Des secrets de la déesse du bonheur à la vengeance du dieu jaloux de Jean-Paul de Lagrave.

Isis, cette déesse éminemment solaire qui régna pendant trois millénaires, qui « a triomphé de la mort par l’amour », malheureusement réduite à son aspect lunaire par les Grecs, fut célébrée en Egypte, en Grèce et dans tout l’Empire Romain. Elle survécut au christianisme.

L’amour d’Isis triomphe de la mort

L’auteur a divisé son essai en trois parties. La première, L’amour d’Isis, traite « de la nature de cette divinité, la conception qu’en avaient les plus anciens adorateurs, son culte, ses mystères et son rayonnement ».

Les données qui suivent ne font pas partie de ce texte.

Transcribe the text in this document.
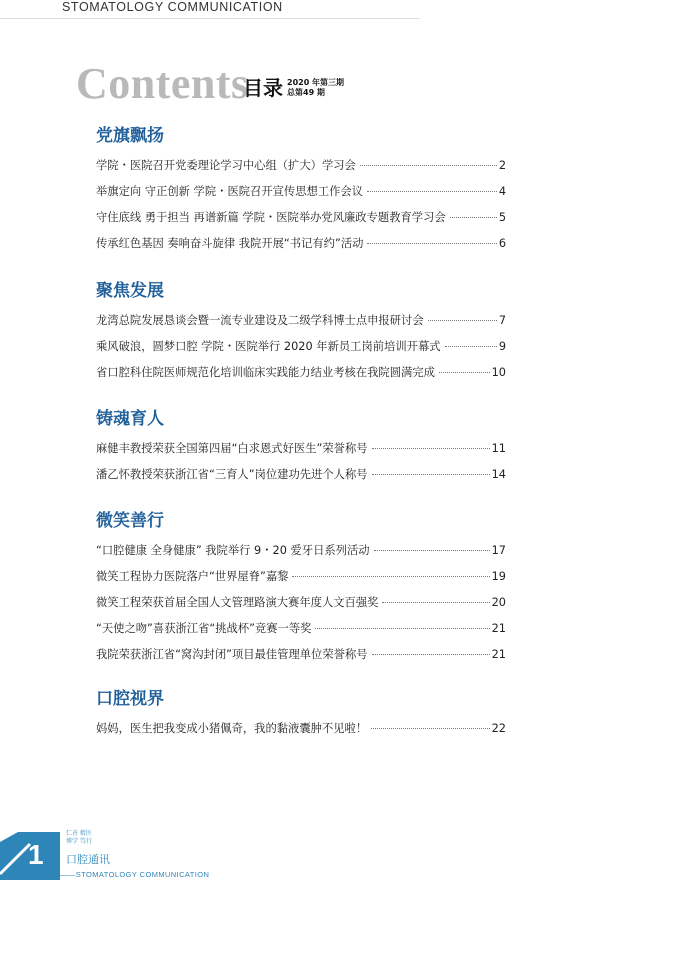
STOMATOLOGY COMMUNICATION
Contents
目录 2020 年第三期
总第49 期
党旗飘扬
学院・医院召开党委理论学习中心组（扩大）学习会	2
举旗定向 守正创新 学院・医院召开宣传思想工作会议	4
守住底线 勇于担当 再谱新篇 学院・医院举办党风廉政专题教育学习会	5
传承红色基因 奏响奋斗旋律 我院开展“书记有约”活动	6
聚焦发展
龙湾总院发展恳谈会暨一流专业建设及二级学科博士点申报研讨会	7
乘风破浪，圆梦口腔 学院・医院举行 2020 年新员工岗前培训开幕式	9
省口腔科住院医师规范化培训临床实践能力结业考核在我院圆满完成	10
铸魂育人
麻健丰教授荣获全国第四届“白求恩式好医生”荣誉称号	11
潘乙怀教授荣获浙江省“三育人”岗位建功先进个人称号	14
微笑善行
“口腔健康 全身健康” 我院举行 9・20 爱牙日系列活动	17
微笑工程协力医院落户“世界屋脊”嘉黎	19
微笑工程荣获首届全国人文管理路演大赛年度人文百强奖	20
“天使之吻”喜获浙江省“挑战杯”竞赛一等奖	21
我院荣获浙江省“窝沟封闭”项目最佳管理单位荣誉称号	21
口腔视界
妈妈，医生把我变成小猪佩奇，我的黏液囊肿不见啦！	22
1
仁善 精医
博学 笃行
口腔通讯
——STOMATOLOGY COMMUNICATION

Le judaïsme, une hérésie venue d’Égypte

La deuxième partie « envisage les forces maléfiques qui s’opposent au règne de la déesse, sous la figure de Seth, le dieu jaloux et vengeur, le Yahvé de Moïse, prêtre renégat d’Héliopolis ». NDLR, d’après Manéthon, un prêtre égyptien cité par Flavius Josèphe (Contre Apion I: 237-266), écrit (vers -280).

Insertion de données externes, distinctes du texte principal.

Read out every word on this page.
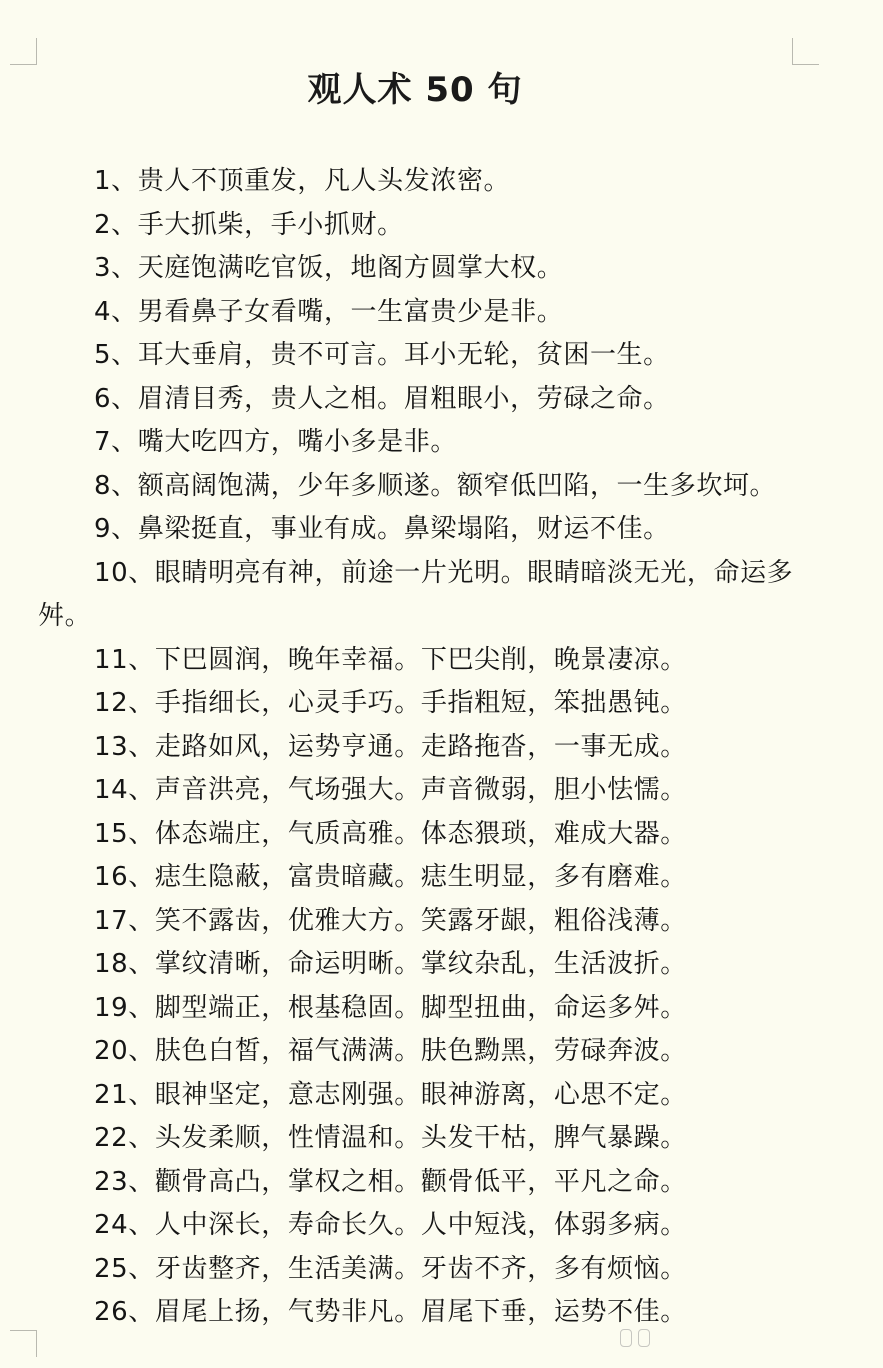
观人术 50 句
1、贵人不顶重发，凡人头发浓密。
2、手大抓柴，手小抓财。
3、天庭饱满吃官饭，地阁方圆掌大权。
4、男看鼻子女看嘴，一生富贵少是非。
5、耳大垂肩，贵不可言。耳小无轮，贫困一生。
6、眉清目秀，贵人之相。眉粗眼小，劳碌之命。
7、嘴大吃四方，嘴小多是非。
8、额高阔饱满，少年多顺遂。额窄低凹陷，一生多坎坷。
9、鼻梁挺直，事业有成。鼻梁塌陷，财运不佳。
10、眼睛明亮有神，前途一片光明。眼睛暗淡无光，命运多舛。
11、下巴圆润，晚年幸福。下巴尖削，晚景凄凉。
12、手指细长，心灵手巧。手指粗短，笨拙愚钝。
13、走路如风，运势亨通。走路拖沓，一事无成。
14、声音洪亮，气场强大。声音微弱，胆小怯懦。
15、体态端庄，气质高雅。体态猥琐，难成大器。
16、痣生隐蔽，富贵暗藏。痣生明显，多有磨难。
17、笑不露齿，优雅大方。笑露牙龈，粗俗浅薄。
18、掌纹清晰，命运明晰。掌纹杂乱，生活波折。
19、脚型端正，根基稳固。脚型扭曲，命运多舛。
20、肤色白皙，福气满满。肤色黝黑，劳碌奔波。
21、眼神坚定，意志刚强。眼神游离，心思不定。
22、头发柔顺，性情温和。头发干枯，脾气暴躁。
23、颧骨高凸，掌权之相。颧骨低平，平凡之命。
24、人中深长，寿命长久。人中短浅，体弱多病。
25、牙齿整齐，生活美满。牙齿不齐，多有烦恼。
26、眉尾上扬，气势非凡。眉尾下垂，运势不佳。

Extermination du culte d’Isis

La troisième met en scène Isis « face aux persécuteurs du christianisme et de l’islamisme. De l’attaque du temple de Philae à la suppression des hiéroglyphes, du Moyen Âge des bûchers à la mutilation du Sphinx, les adorateurs de la déesse sont pourchassés, emprisonnés ou tués. »

Jean-Paul de Lagrave, par une succession de tableaux brefs basés sur les textes anciens, l’art égyptien antique, les inévitables Plutarque et Apulée, dresse peu à peu le portrait complexe de la déesse à la joie et au rayonnement infinis.

Dans la deuxième partie, il met en évidence les mécanismes religieux, sociaux et politiques de l’opposition du séthien Moïse au modèle pharaonique. Selon l’auteur, Yahvé présente toutes les caractéristiques de Seth, féroce, colérique, rigoriste, menaçant.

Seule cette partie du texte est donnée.